‘What is the real driver of aid allocation? Is it poverty, is it need and the ability to use money effectively or is it the agenda of the National Security Council? We do need to have a balanced approach to aid allocation that reflects the principles of the 2002 International Development Act which stipulates that all aid should be for poverty reduction.’
Put simply, Watt doesn’t get it. The government aims to reduce poverty, but it recognises that instability and Aids are equally rapacious killers. 22 of the 34 countries furthest from the Millennium Development Goals are conflict zones, which also have an infant mortality rate exceeding 50 percent.

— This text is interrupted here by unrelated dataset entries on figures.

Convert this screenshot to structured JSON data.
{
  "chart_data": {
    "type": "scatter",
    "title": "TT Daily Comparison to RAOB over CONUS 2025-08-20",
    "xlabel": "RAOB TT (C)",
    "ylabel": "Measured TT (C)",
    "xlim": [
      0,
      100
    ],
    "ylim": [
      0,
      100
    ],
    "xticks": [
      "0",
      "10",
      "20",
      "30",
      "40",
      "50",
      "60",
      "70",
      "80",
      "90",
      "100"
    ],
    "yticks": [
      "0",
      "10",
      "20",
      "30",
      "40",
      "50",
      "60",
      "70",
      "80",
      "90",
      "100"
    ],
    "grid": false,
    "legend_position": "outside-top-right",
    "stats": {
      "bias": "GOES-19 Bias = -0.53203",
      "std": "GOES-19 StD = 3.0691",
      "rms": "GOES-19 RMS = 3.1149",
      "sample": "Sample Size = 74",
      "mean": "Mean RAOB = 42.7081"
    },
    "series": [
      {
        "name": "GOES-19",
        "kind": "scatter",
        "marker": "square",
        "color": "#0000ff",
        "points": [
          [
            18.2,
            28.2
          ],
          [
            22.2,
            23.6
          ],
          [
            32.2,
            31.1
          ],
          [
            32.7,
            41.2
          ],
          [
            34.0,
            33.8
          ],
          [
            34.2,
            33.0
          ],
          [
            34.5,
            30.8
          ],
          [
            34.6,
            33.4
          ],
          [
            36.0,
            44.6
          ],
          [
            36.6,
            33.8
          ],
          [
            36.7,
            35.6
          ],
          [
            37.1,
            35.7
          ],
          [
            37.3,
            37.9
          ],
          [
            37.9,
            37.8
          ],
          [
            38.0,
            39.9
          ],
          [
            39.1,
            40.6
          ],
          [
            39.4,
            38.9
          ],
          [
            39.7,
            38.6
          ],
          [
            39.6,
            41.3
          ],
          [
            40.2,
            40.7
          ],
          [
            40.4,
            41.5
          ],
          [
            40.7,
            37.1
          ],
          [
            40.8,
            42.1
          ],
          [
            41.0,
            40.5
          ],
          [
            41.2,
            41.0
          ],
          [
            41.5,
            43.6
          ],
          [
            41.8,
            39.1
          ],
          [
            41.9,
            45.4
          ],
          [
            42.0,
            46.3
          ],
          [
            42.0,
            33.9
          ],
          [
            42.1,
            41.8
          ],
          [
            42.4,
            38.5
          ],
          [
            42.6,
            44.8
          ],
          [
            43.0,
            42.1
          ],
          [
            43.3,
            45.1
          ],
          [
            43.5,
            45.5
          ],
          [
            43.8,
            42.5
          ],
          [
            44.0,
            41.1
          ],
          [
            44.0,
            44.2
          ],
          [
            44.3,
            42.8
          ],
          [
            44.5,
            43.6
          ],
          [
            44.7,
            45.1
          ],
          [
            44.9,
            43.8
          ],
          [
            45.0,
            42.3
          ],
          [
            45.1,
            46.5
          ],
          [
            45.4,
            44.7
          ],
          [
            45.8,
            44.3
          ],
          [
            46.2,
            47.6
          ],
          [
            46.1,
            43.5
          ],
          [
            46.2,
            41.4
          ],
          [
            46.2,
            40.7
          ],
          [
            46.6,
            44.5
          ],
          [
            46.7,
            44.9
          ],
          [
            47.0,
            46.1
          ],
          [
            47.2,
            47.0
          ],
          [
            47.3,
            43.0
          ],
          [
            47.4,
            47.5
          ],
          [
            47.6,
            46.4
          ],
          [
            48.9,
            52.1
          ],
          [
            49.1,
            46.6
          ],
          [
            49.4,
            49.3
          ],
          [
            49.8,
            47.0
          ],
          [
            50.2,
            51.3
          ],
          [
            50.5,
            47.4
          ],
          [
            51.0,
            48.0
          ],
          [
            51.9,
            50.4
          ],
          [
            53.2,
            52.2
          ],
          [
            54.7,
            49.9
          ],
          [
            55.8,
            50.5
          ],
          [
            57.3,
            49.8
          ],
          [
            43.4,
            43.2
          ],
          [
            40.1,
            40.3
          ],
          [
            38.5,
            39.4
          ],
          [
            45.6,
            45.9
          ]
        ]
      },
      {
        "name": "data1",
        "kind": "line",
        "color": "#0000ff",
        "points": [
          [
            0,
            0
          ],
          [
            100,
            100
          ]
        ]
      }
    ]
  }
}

There is more than one way to pursue an ethical foreign policy. Throwing money at global poverty has done little to alleviate it. Having failed to build a benevolent and strong state in Afghanistan, the West has learnt that structural change must accompany development programmes. Military and diplomatic support now accompanies aid workers in Sierra Leone, Nigeria, Yemen, Pakistan and Afghanistan. And these are supranational operations, which is why General Petraeus has been in London meeting Andrew Mitchell.
The new approach also projects ‘soft’ power and enhances domestic security. It must be clear, even to the most ardent neo-con, that Britain has neither the muscle nor the stomach to fight protracted wars of conscience in foreign climes – the government is building aircraftless carriers, whilst paying for Lord Sugar’s bus pass. Mitchell recognises that clean water, some education and security could disarm jihad, Britain could then invest in the developing world’s enormous markets. No budget should have been spared from cuts, and aid to Russia, China and India is indefensible unless it secures economic opportunities in return. But the rest of Mitchell’s policy is compelling.
PS: A decision has been made to stop aid to China and Russia; however, there is legal lag due to contracts and payments will finally cease in March.